[sc34wg4] Design choices: (was Re: OPC part names and referenes)

John Haug johnhaug at exchange.microsoft.com
Wed Jan 8 01:12:19 CET 2014


Yes, coming in the mail I'm sending shortly.  I also needed to get a better understanding of the big picture before getting lost in the details, which may change based on a better understanding of the goals and past discussions.

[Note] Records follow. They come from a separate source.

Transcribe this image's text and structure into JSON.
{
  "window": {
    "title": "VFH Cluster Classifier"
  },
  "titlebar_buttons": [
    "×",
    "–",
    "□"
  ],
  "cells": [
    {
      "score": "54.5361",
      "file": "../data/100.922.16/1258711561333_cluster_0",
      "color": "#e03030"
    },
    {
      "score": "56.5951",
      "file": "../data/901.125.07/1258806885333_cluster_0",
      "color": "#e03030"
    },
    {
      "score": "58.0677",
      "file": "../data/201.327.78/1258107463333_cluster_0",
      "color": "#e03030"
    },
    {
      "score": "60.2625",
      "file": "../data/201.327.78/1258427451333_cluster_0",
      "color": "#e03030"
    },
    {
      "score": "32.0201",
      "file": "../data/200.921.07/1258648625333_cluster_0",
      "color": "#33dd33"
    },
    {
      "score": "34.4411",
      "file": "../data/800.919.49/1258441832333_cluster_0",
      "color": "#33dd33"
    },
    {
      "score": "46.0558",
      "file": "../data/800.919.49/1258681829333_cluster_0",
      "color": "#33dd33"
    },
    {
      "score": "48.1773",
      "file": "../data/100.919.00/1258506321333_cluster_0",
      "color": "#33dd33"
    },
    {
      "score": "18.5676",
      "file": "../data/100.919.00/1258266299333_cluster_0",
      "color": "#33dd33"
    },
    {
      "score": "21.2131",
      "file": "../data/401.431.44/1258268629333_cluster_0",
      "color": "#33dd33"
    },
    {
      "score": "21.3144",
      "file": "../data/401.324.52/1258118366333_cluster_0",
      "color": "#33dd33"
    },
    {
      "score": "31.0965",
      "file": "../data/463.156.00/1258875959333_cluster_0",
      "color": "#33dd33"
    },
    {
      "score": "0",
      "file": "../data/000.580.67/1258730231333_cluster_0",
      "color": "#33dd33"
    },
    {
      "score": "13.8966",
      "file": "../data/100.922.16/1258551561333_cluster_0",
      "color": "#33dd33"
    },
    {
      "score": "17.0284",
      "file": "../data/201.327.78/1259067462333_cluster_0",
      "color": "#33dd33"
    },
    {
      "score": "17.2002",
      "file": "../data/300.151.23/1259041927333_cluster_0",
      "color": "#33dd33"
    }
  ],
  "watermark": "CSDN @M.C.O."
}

-----Original Message-----
From: Jim Thatcher [mailto:Jim.Thatcher at microsoft.com] 
Sent: Tuesday, January 7, 2014 11:22 AM
To: Chris Rae; suzuki toshiya; MURATA Makoto
Cc: SC34
Subject: RE: [sc34wg4] Design choices: (was Re: OPC part names and referenes)

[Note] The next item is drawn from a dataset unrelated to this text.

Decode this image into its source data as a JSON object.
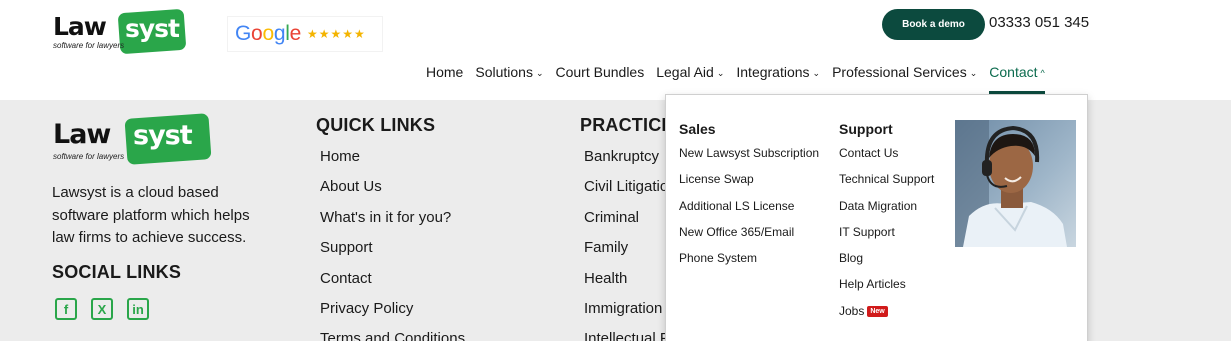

It would help me consider which of the options proposed by Murata-san I would advocate if I had a good idea of what use cases we are trying to cover. Does anyone want to take a stab at describing use cases that our work on Part 2 is intended to enable?

Jim

-----Original Message-----
From: Chris Rae [mailto:Chris.Rae at microsoft.com]
Sent: Tuesday, January 7, 2014 10:08 AM
To: suzuki toshiya; MURATA Makoto
Cc: SC34
Subject: RE: [sc34wg4] Design choices: (was Re: OPC part names and referenes)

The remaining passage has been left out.